There is an analog clock with two hands: an hour hand and a minute hand. The two hands form an angle. The angle is measured as the smallest angle between the two hands. The angle between the two hands has a measure that is greater than or equal to 0 and less than or equal to 180 degrees.

Given a sequence of five distinct times written in the format hh : mm , where hh are two digits representing full hours (00 <= hh <= 23) and mm are two digits representing minutes (00 <= mm <= 59) , you are to write a program that finds the median, that is, the third element of the sorted sequence of times in a nondecreasing order of their associated angles. Ties are broken in such a way that an earlier time precedes a later time.
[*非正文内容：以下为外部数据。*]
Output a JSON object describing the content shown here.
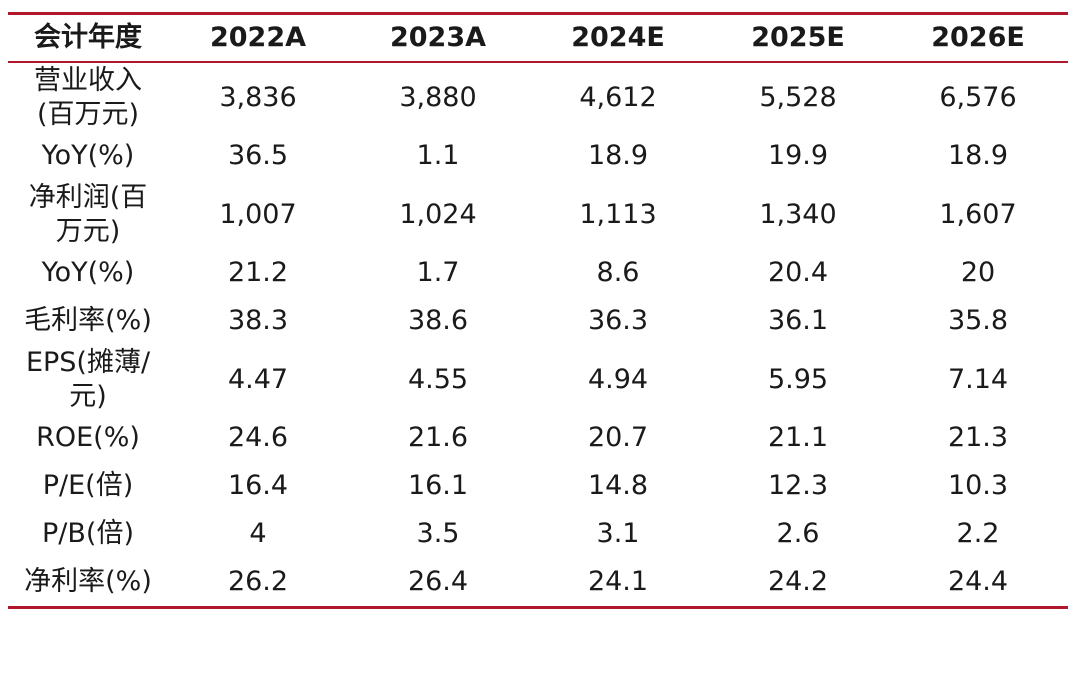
{
  "table": {
    "headers": [
      "会计年度",
      "2022A",
      "2023A",
      "2024E",
      "2025E",
      "2026E"
    ],
    "rows": [
      {
        "label_lines": [
          "营业收入",
          "(百万元)"
        ],
        "values": [
          "3,836",
          "3,880",
          "4,612",
          "5,528",
          "6,576"
        ]
      },
      {
        "label_lines": [
          "YoY(%)"
        ],
        "values": [
          "36.5",
          "1.1",
          "18.9",
          "19.9",
          "18.9"
        ]
      },
      {
        "label_lines": [
          "净利润(百",
          "万元)"
        ],
        "values": [
          "1,007",
          "1,024",
          "1,113",
          "1,340",
          "1,607"
        ]
      },
      {
        "label_lines": [
          "YoY(%)"
        ],
        "values": [
          "21.2",
          "1.7",
          "8.6",
          "20.4",
          "20"
        ]
      },
      {
        "label_lines": [
          "毛利率(%)"
        ],
        "values": [
          "38.3",
          "38.6",
          "36.3",
          "36.1",
          "35.8"
        ]
      },
      {
        "label_lines": [
          "EPS(摊薄/",
          "元)"
        ],
        "values": [
          "4.47",
          "4.55",
          "4.94",
          "5.95",
          "7.14"
        ]
      },
      {
        "label_lines": [
          "ROE(%)"
        ],
        "values": [
          "24.6",
          "21.6",
          "20.7",
          "21.1",
          "21.3"
        ]
      },
      {
        "label_lines": [
          "P/E(倍)"
        ],
        "values": [
          "16.4",
          "16.1",
          "14.8",
          "12.3",
          "10.3"
        ]
      },
      {
        "label_lines": [
          "P/B(倍)"
        ],
        "values": [
          "4",
          "3.5",
          "3.1",
          "2.6",
          "2.2"
        ]
      },
      {
        "label_lines": [
          "净利率(%)"
        ],
        "values": [
          "26.2",
          "26.4",
          "24.1",
          "24.2",
          "24.4"
        ]
      }
    ]
  },
  "colors": {
    "rule": "#b0172c",
    "text": "#1a1a1a"
  }
}
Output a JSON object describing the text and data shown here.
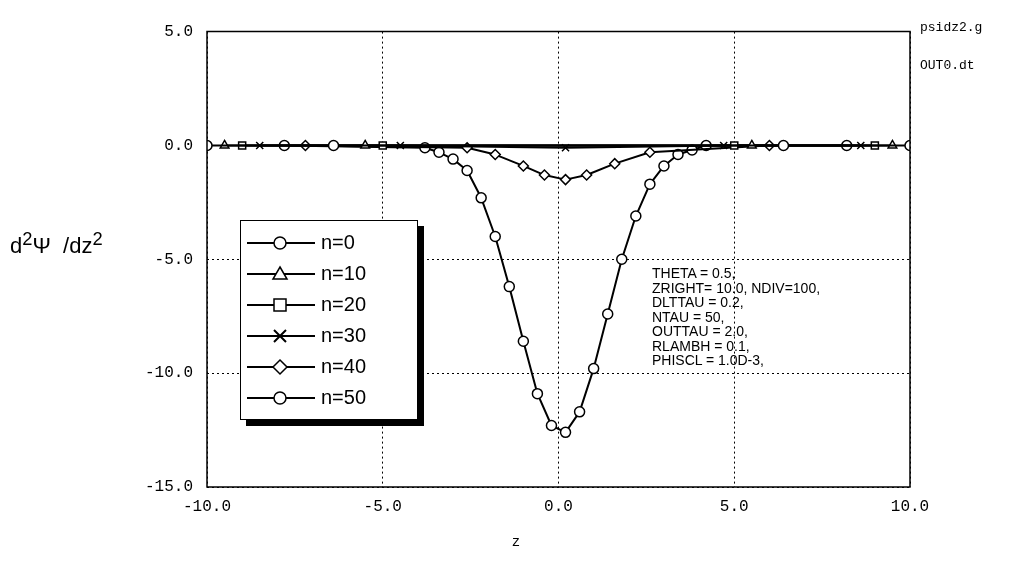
{
  "chart_data": {
    "type": "line",
    "xlabel": "z",
    "ylabel": "d$^{2}$Ψ  /dz$^{2}$",
    "xlim": [
      -10,
      10
    ],
    "xticks": [
      {
        "value": -10,
        "label": "-10.0"
      },
      {
        "value": -5,
        "label": "-5.0"
      },
      {
        "value": 0,
        "label": "0.0"
      },
      {
        "value": 5,
        "label": "5.0"
      },
      {
        "value": 10,
        "label": "10.0"
      }
    ],
    "ylim": [
      -15,
      5
    ],
    "yticks": [
      {
        "value": -15,
        "label": "-15.0"
      },
      {
        "value": -10,
        "label": "-10.0"
      },
      {
        "value": -5,
        "label": "-5.0"
      },
      {
        "value": 0,
        "label": "0.0"
      },
      {
        "value": 5,
        "label": "5.0"
      }
    ],
    "grid": true,
    "legend": "bottom left",
    "line_style": "solid",
    "series": [
      {
        "name": "n=0",
        "color": "#000000",
        "marker": "circle",
        "x": [
          -10,
          -6.4,
          6.4,
          10
        ],
        "values": [
          0,
          0,
          0,
          0
        ]
      },
      {
        "name": "n=10",
        "color": "#000000",
        "marker": "triangle",
        "x": [
          -9.5,
          -5.5,
          5.5,
          9.5
        ],
        "values": [
          0,
          0,
          0,
          0
        ]
      },
      {
        "name": "n=20",
        "color": "#000000",
        "marker": "square",
        "x": [
          -9,
          -5,
          5,
          9
        ],
        "values": [
          0,
          0,
          0,
          0
        ]
      },
      {
        "name": "n=30",
        "color": "#000000",
        "marker": "cross",
        "x": [
          -8.5,
          -4.5,
          0.2,
          4.7,
          8.6
        ],
        "values": [
          0,
          0,
          -0.1,
          0,
          0
        ]
      },
      {
        "name": "n=40",
        "color": "#000000",
        "marker": "diamond",
        "x": [
          -7.2,
          -2.6,
          -1.8,
          -1.0,
          -0.4,
          0.2,
          0.8,
          1.6,
          2.6,
          6.0
        ],
        "values": [
          0,
          -0.1,
          -0.4,
          -0.9,
          -1.3,
          -1.5,
          -1.3,
          -0.8,
          -0.3,
          0
        ]
      },
      {
        "name": "n=50",
        "color": "#000000",
        "marker": "circle",
        "x": [
          -7.8,
          -3.8,
          -3.4,
          -3.0,
          -2.6,
          -2.2,
          -1.8,
          -1.4,
          -1.0,
          -0.6,
          -0.2,
          0.2,
          0.6,
          1.0,
          1.4,
          1.8,
          2.2,
          2.6,
          3.0,
          3.4,
          3.8,
          4.2,
          8.2
        ],
        "values": [
          0,
          -0.1,
          -0.3,
          -0.6,
          -1.1,
          -2.3,
          -4.0,
          -6.2,
          -8.6,
          -10.9,
          -12.3,
          -12.6,
          -11.7,
          -9.8,
          -7.4,
          -5.0,
          -3.1,
          -1.7,
          -0.9,
          -0.4,
          -0.2,
          0,
          0
        ]
      }
    ],
    "annotations": [
      "psidz2.g",
      "OUT0.dt",
      "THETA = 0.5,",
      "ZRIGHT= 10.0, NDIV=100,",
      "DLTTAU = 0.2,",
      "NTAU = 50,",
      "OUTTAU = 2.0,",
      "RLAMBH = 0.1,",
      "PHISCL = 1.0D-3,"
    ]
  }
}
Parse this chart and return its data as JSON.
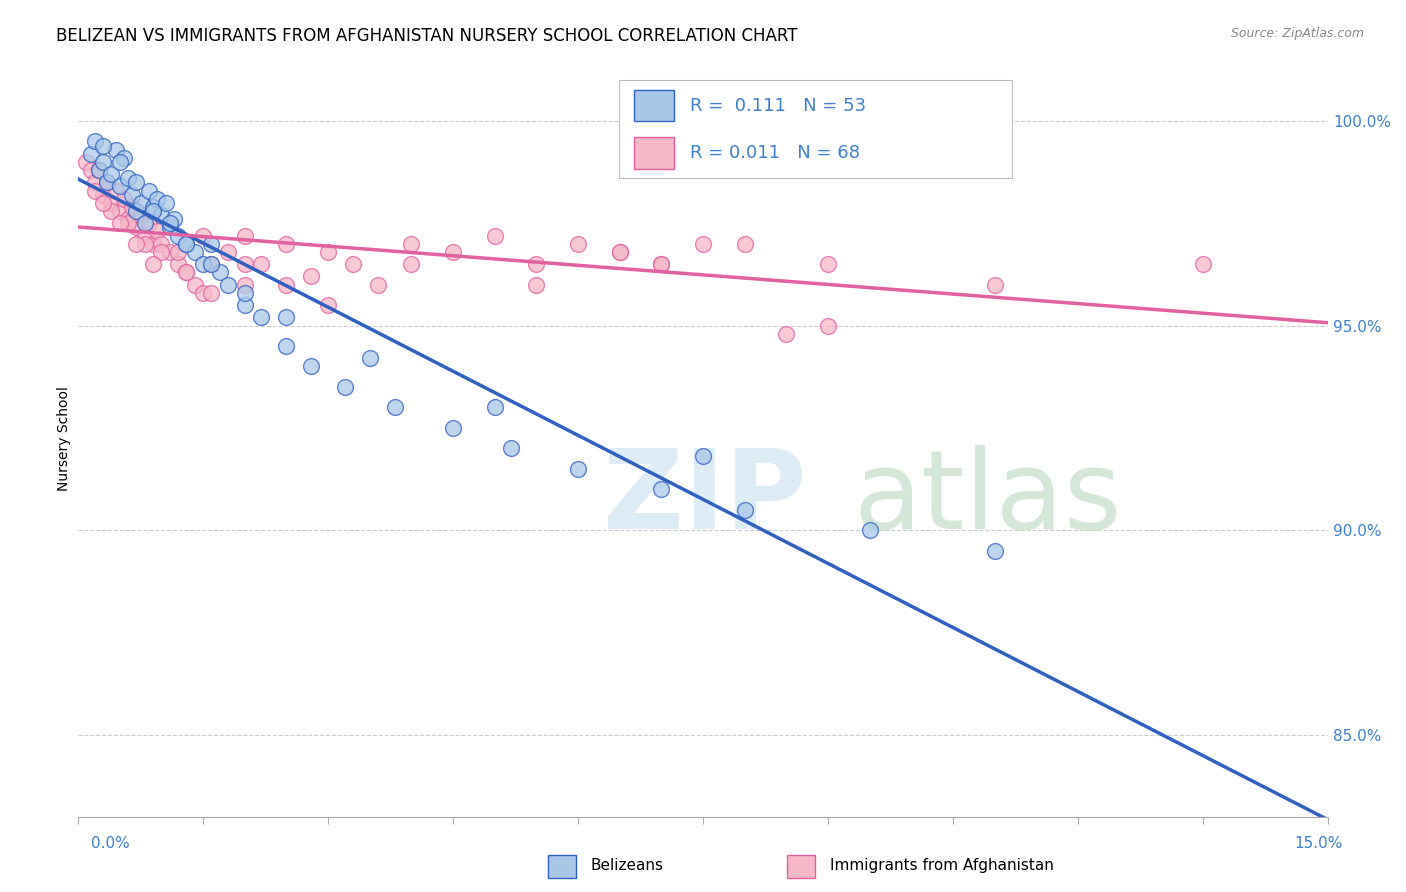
{
  "title": "BELIZEAN VS IMMIGRANTS FROM AFGHANISTAN NURSERY SCHOOL CORRELATION CHART",
  "source": "Source: ZipAtlas.com",
  "ylabel": "Nursery School",
  "xmin": 0.0,
  "xmax": 15.0,
  "ymin": 83.0,
  "ymax": 101.5,
  "yticks": [
    85.0,
    90.0,
    95.0,
    100.0
  ],
  "legend_R1": "0.111",
  "legend_N1": "53",
  "legend_R2": "0.011",
  "legend_N2": "68",
  "color_blue": "#a8c8e8",
  "color_pink": "#f4b8c8",
  "line_color_blue": "#3060c0",
  "line_color_pink": "#e060a0",
  "tick_color": "#4080d0",
  "blue_scatter_x": [
    0.15,
    0.2,
    0.25,
    0.3,
    0.35,
    0.4,
    0.45,
    0.5,
    0.55,
    0.6,
    0.65,
    0.7,
    0.75,
    0.8,
    0.85,
    0.9,
    0.95,
    1.0,
    1.05,
    1.1,
    1.15,
    1.2,
    1.3,
    1.4,
    1.5,
    1.6,
    1.7,
    1.8,
    2.0,
    2.2,
    2.5,
    2.8,
    3.2,
    3.8,
    4.5,
    5.2,
    6.0,
    7.0,
    8.0,
    9.5,
    11.0,
    0.3,
    0.5,
    0.7,
    0.9,
    1.1,
    1.3,
    1.6,
    2.0,
    2.5,
    3.5,
    5.0,
    7.5
  ],
  "blue_scatter_y": [
    99.2,
    99.5,
    98.8,
    99.0,
    98.5,
    98.7,
    99.3,
    98.4,
    99.1,
    98.6,
    98.2,
    97.8,
    98.0,
    97.5,
    98.3,
    97.9,
    98.1,
    97.7,
    98.0,
    97.4,
    97.6,
    97.2,
    97.0,
    96.8,
    96.5,
    97.0,
    96.3,
    96.0,
    95.5,
    95.2,
    94.5,
    94.0,
    93.5,
    93.0,
    92.5,
    92.0,
    91.5,
    91.0,
    90.5,
    90.0,
    89.5,
    99.4,
    99.0,
    98.5,
    97.8,
    97.5,
    97.0,
    96.5,
    95.8,
    95.2,
    94.2,
    93.0,
    91.8
  ],
  "pink_scatter_x": [
    0.1,
    0.15,
    0.2,
    0.25,
    0.3,
    0.35,
    0.4,
    0.45,
    0.5,
    0.55,
    0.6,
    0.65,
    0.7,
    0.75,
    0.8,
    0.85,
    0.9,
    0.95,
    1.0,
    1.1,
    1.2,
    1.3,
    1.4,
    1.5,
    1.6,
    1.8,
    2.0,
    2.2,
    2.5,
    2.8,
    3.0,
    3.3,
    3.6,
    4.0,
    4.5,
    5.0,
    5.5,
    6.0,
    6.5,
    7.0,
    8.0,
    9.0,
    0.2,
    0.4,
    0.6,
    0.8,
    1.0,
    1.3,
    1.6,
    2.0,
    2.5,
    3.0,
    4.0,
    5.5,
    7.0,
    9.0,
    11.0,
    13.5,
    0.3,
    0.5,
    0.7,
    0.9,
    1.2,
    1.5,
    2.0,
    6.5,
    7.5,
    8.5
  ],
  "pink_scatter_y": [
    99.0,
    98.8,
    98.5,
    98.8,
    98.2,
    98.5,
    98.0,
    98.3,
    97.8,
    98.1,
    97.6,
    97.9,
    97.4,
    97.7,
    97.2,
    97.5,
    97.0,
    97.3,
    97.0,
    96.8,
    96.5,
    96.3,
    96.0,
    95.8,
    96.5,
    96.8,
    97.2,
    96.5,
    97.0,
    96.2,
    96.8,
    96.5,
    96.0,
    97.0,
    96.8,
    97.2,
    96.5,
    97.0,
    96.8,
    96.5,
    97.0,
    96.5,
    98.3,
    97.8,
    97.5,
    97.0,
    96.8,
    96.3,
    95.8,
    96.5,
    96.0,
    95.5,
    96.5,
    96.0,
    96.5,
    95.0,
    96.0,
    96.5,
    98.0,
    97.5,
    97.0,
    96.5,
    96.8,
    97.2,
    96.0,
    96.8,
    97.0,
    94.8
  ],
  "background_color": "#ffffff",
  "grid_color": "#cccccc"
}
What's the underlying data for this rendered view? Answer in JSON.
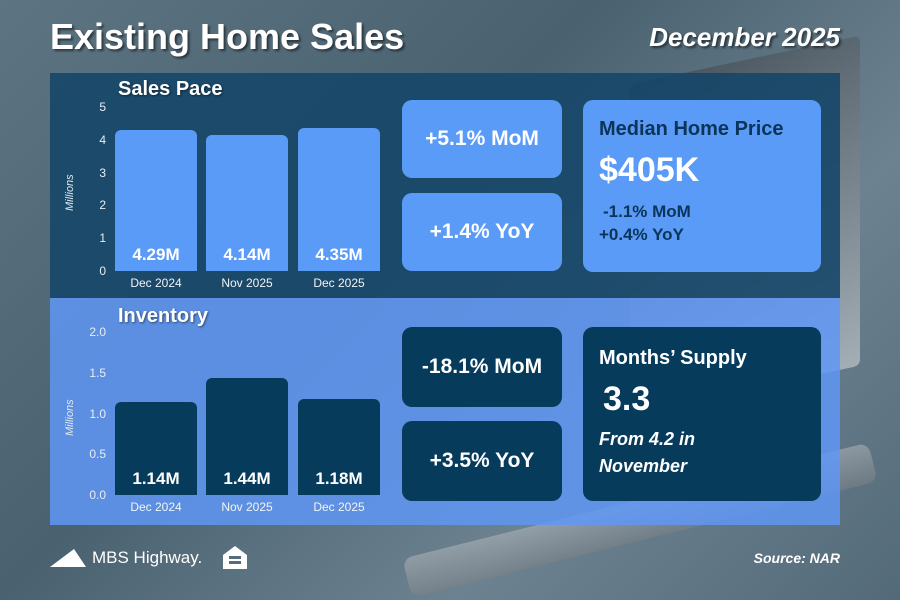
{
  "header": {
    "title": "Existing Home Sales",
    "date": "December 2025"
  },
  "chart_data": [
    {
      "type": "bar",
      "title": "Sales Pace",
      "ylabel": "Millions",
      "ylim": [
        0,
        5
      ],
      "yticks": [
        "0",
        "1",
        "2",
        "3",
        "4",
        "5"
      ],
      "categories": [
        "Dec 2024",
        "Nov 2025",
        "Dec 2025"
      ],
      "values": [
        4.29,
        4.14,
        4.35
      ],
      "labels": [
        "4.29M",
        "4.14M",
        "4.35M"
      ],
      "bar_color": "#5b9bf8"
    },
    {
      "type": "bar",
      "title": "Inventory",
      "ylabel": "Millions",
      "ylim": [
        0,
        2
      ],
      "yticks": [
        "0.0",
        "0.5",
        "1.0",
        "1.5",
        "2.0"
      ],
      "categories": [
        "Dec 2024",
        "Nov 2025",
        "Dec 2025"
      ],
      "values": [
        1.14,
        1.44,
        1.18
      ],
      "labels": [
        "1.14M",
        "1.44M",
        "1.18M"
      ],
      "bar_color": "#073b5c"
    }
  ],
  "sales": {
    "mom": "+5.1% MoM",
    "yoy": "+1.4% YoY"
  },
  "price": {
    "title": "Median Home Price",
    "value": "$405K",
    "mom": "-1.1% MoM",
    "yoy": "+0.4% YoY"
  },
  "inventory": {
    "mom": "-18.1% MoM",
    "yoy": "+3.5% YoY"
  },
  "supply": {
    "title": "Months’ Supply",
    "value": "3.3",
    "note1": "From 4.2 in",
    "note2": "November"
  },
  "footer": {
    "brand": "MBS Highway.",
    "source": "Source: NAR"
  }
}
For example, suppose you are given a sequence (06:05, 07:10, 03:00, 21:00, 12:55) of times. Because the sorted sequence is (12:55, 03:00, 21:00, 06:05, 07:10), you are to report 21:00.

 

Input

The input consists of T test cases. The number of test cases (T) is given on the first line of the input file. Each test case is given on a single line, which contains a sequence of five distinct times, where times are given in the format hh : mm and are separated by a single space.

 

Output

Print exactly one line for each test case. The line is to contain the median in the format hh : mm of the times given. The following shows sample input and output for three test cases.

 

Sample Input

3 00:00 01:00 02:00 03:00 04:00 06:05 07:10 03:00 21:00 12:55 11:05 12:05 13:05 14:05 15:05

 

Sample Output

02:00 21:00 14:05

 

Source

Asia 2003（Seoul）

 

【题目来源】

http://acm.hust.edu.cn/vjudge/contest/view.action?cid=41455#problem/G

【题目大意】

输入5个时间点，要求计算时针与分针的夹角，然后比较夹角大小，输出第三大的那个时间点。

【细节】

注意这道题不需要考虑去重，也就是说直接比较输出就可。

还有就是角度相同的时候要比较时针，时针相同时比较分针。

角度最好定义为double型。

当时间大于或等于12时，与12相减然后取绝对值。

【解题思路】首先还是定义一个结构体用来存储输入的数据，然后就是输入，接着计算角度，结构体排序，输出。

【角度计算方法】

大家已经认识了钟表。钟表上的分针、时针在不停息地转动着，两针有时相互重合，有时相互垂直，有时又成一条直线，而求时针、分针形成的各种不同位置所需的时间，就构成了饶有兴趣的时钟问题。

 [基础知识]

（1）周角是360°，钟面上有12个大格，每个大格是360°÷12=30°；有60个小格，每个小格是360°÷60=6°。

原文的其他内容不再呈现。